Consider Selection Sort further: There are two ‘invariants’ that we must accommodate with this method. First, we have i in the outer loop. All entries in the array to the left of i are sorted and in ascending order. This is an invariant. No entry to the right of i is smaller than the entry at i. This is an invariant. The code we’ve written makes these invariants work. When we move i, then there now might be an element to the right of i that is smaller. So the code implements an exchange and fulfills the requirements of the invariant.

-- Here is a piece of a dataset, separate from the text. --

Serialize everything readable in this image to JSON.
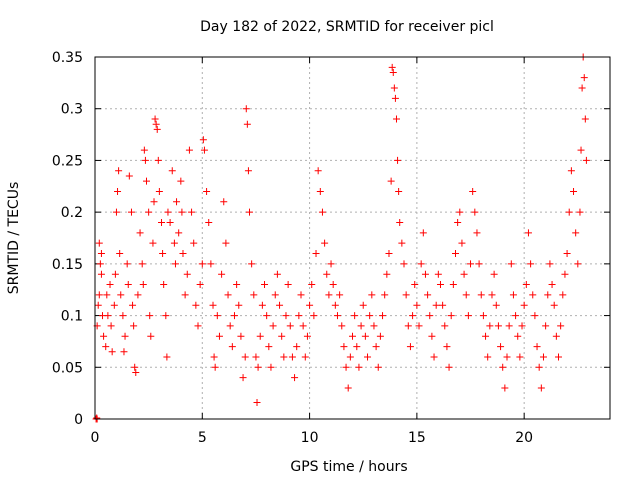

This method uses about n^{2}/2 compares to achieve the result. Clearly this is undesireable, because we never want to use an algorithm that uses n^{2} compares or anything proportional to n^{2} such as kn^{2}. It’s always too slow when n becomes large. And notice further that the inner loop ALWAYS traverses all the values that are unsorted for each value of i — even if the values are already in sorted order.

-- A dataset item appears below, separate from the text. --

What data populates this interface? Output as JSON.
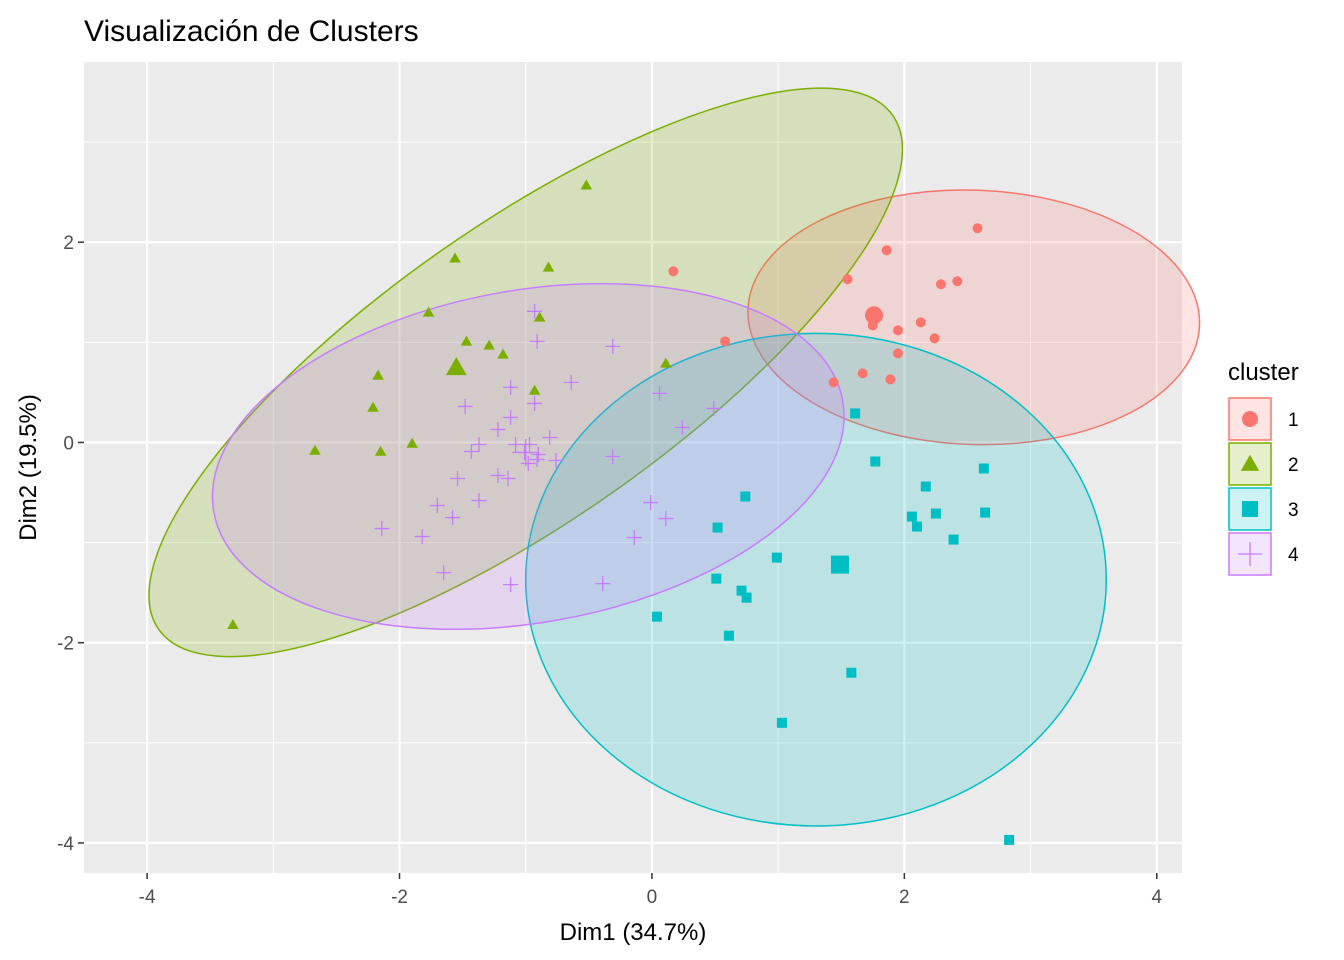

Insertion Sort is another simple sorting method, but it has very different qualities than Selection Sort.

Consider an outer loop with an index i that traverses an array from left to right. But this time, we are only going to concern ourselves with elements of the array at i or to the left of i. And we are going to keep these elements in sort order.

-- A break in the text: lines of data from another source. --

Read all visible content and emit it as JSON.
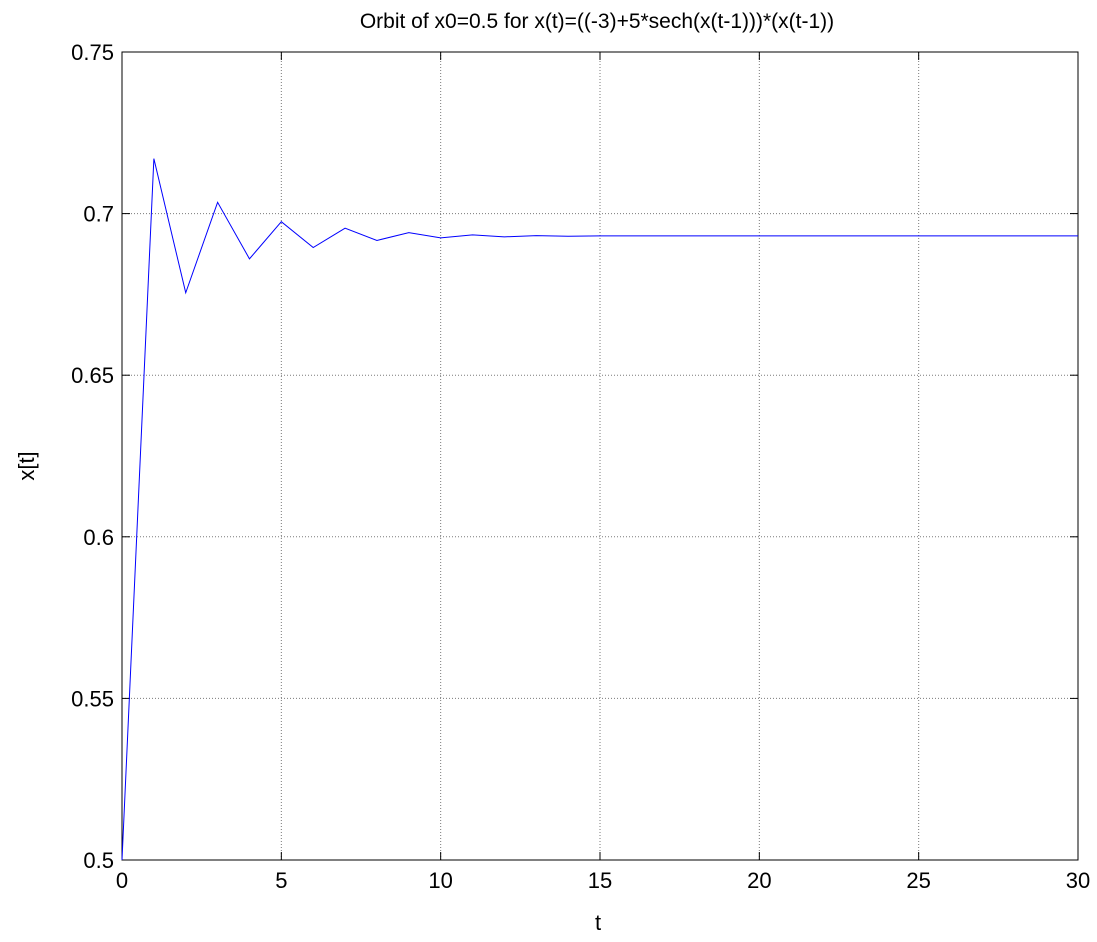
{
  "chart_data": {
    "type": "line",
    "title": "Orbit of x0=0.5 for x(t)=((-3)+5*sech(x(t-1)))*(x(t-1))",
    "xlabel": "t",
    "ylabel": "x[t]",
    "xlim": [
      0,
      30
    ],
    "ylim": [
      0.5,
      0.75
    ],
    "xticks": [
      0,
      5,
      10,
      15,
      20,
      25,
      30
    ],
    "xtick_labels": [
      "0",
      "5",
      "10",
      "15",
      "20",
      "25",
      "30"
    ],
    "yticks": [
      0.5,
      0.55,
      0.6,
      0.65,
      0.7,
      0.75
    ],
    "ytick_labels": [
      "0.5",
      "0.55",
      "0.6",
      "0.65",
      "0.7",
      "0.75"
    ],
    "grid": true,
    "line_color": "#0000ff",
    "series": [
      {
        "x": [
          0,
          1,
          2,
          3,
          4,
          5,
          6,
          7,
          8,
          9,
          10,
          11,
          12,
          13,
          14,
          15,
          16,
          17,
          18,
          19,
          20,
          21,
          22,
          23,
          24,
          25,
          26,
          27,
          28,
          29,
          30
        ],
        "values": [
          0.5,
          0.717,
          0.6755,
          0.7035,
          0.686,
          0.6975,
          0.6895,
          0.6955,
          0.6917,
          0.6941,
          0.6925,
          0.6934,
          0.6928,
          0.6932,
          0.693,
          0.6931,
          0.6931,
          0.6931,
          0.6931,
          0.6931,
          0.6931,
          0.6931,
          0.6931,
          0.6931,
          0.6931,
          0.6931,
          0.6931,
          0.6931,
          0.6931,
          0.6931,
          0.6931
        ]
      }
    ]
  }
}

Consider the following array of doubles:

var a: [Double] = [12, 23, 3, 54, 4, 7, 4, 2, 9, 8, 6, 10]

So starting out, when i is index of 0, the value at i is 12. And since it’s the first value, it is in sorted order and we do nothing.

When i is 1, the value of i is 23. And comparing a[1] to a[0], we see the array to the left of i is still in sorted order, so we do nothing.

When i is 2, the value of i is 3. Now we move that value to the left until it is in the correct position:

a = [3, 12, 23, 54, 4, 7, 4, 2, 9, 8, 6, 10]

Next when i is 3, the value of i is 54, and the array to the left of i is still in sorted order so we do nothing.

When i is 4, the value of i is 4, so we move that element to the left until all elements to the left of i are in sorted order again:

a = [3, 4, 12, 23, 54, 7, 4, 2, 9, 8, 6, 10]

Here the invariant is that the elements to the left of i are always in order.

The code for this in Swift is:

**public** **func** insertionSort(a: [Double]) -> [Double] {

**var** b = a

**for** i **in** 0..<b.count {

**for** j **in** (0…i).reversed() {

**if** j-1 >= 0,b[j] < b[j-1] {

b = exchange(a: b, i: j, j: j-1)

} **else** {

**break**

}

}

}

**return** b

}

You can see that it is very similar to Selection Sort, each having two loops and a comparison. But in this case, the inner loop is doing less work. And while selection sort has about n^2/2 compares, insertion sort has about about n^2/4 compares. So it will go about twice as fast.

However, if the array is already sorted in reverse order, then the inner loop has to bring every element to the beginning of the array. In that case the number of compares approaches about n2/2 compares. Thus, Insertion Sort usually works best when the array is in random order or partially sorted.

Consider the case when the array is partially sorted, as in a large array that is sorted with just a few entries flipped. In real life, a partially sorted array happens often. Imagine that you have a large array of patients in your health app or customers at your online store, and they are to be sorted by last name. And a patient arrives and sees that their last name is misspelled in your database. In this case you correct the misspelling, but now the array of all patients is out of order at one position. This is called an inversion.

Furthermore, imagine that over time this happens repeatedly, and the order of your array degrades but only in a few places and only with inversions. So let’s say, you have an array with 100 elements but 6 inversions. The presentation of your patients in the dropdown requires that the patients all be in order, so you have to sort them.

Insertion sort is valueable here because it will sort an array with inversions in linear time — proportional to the number of elements in the array. And this is very fast. This is one of the reasons that Swift ‘sort’ and other system sorting methods will use insertion sort in their hybrid algorithms if the number of elements in the array is less than about 20: It sorts in place. A time space of n^2/4 compares is not great — but for 20 items it doesn’t matter, so Insertion sort can be valuable in some system sorting methods.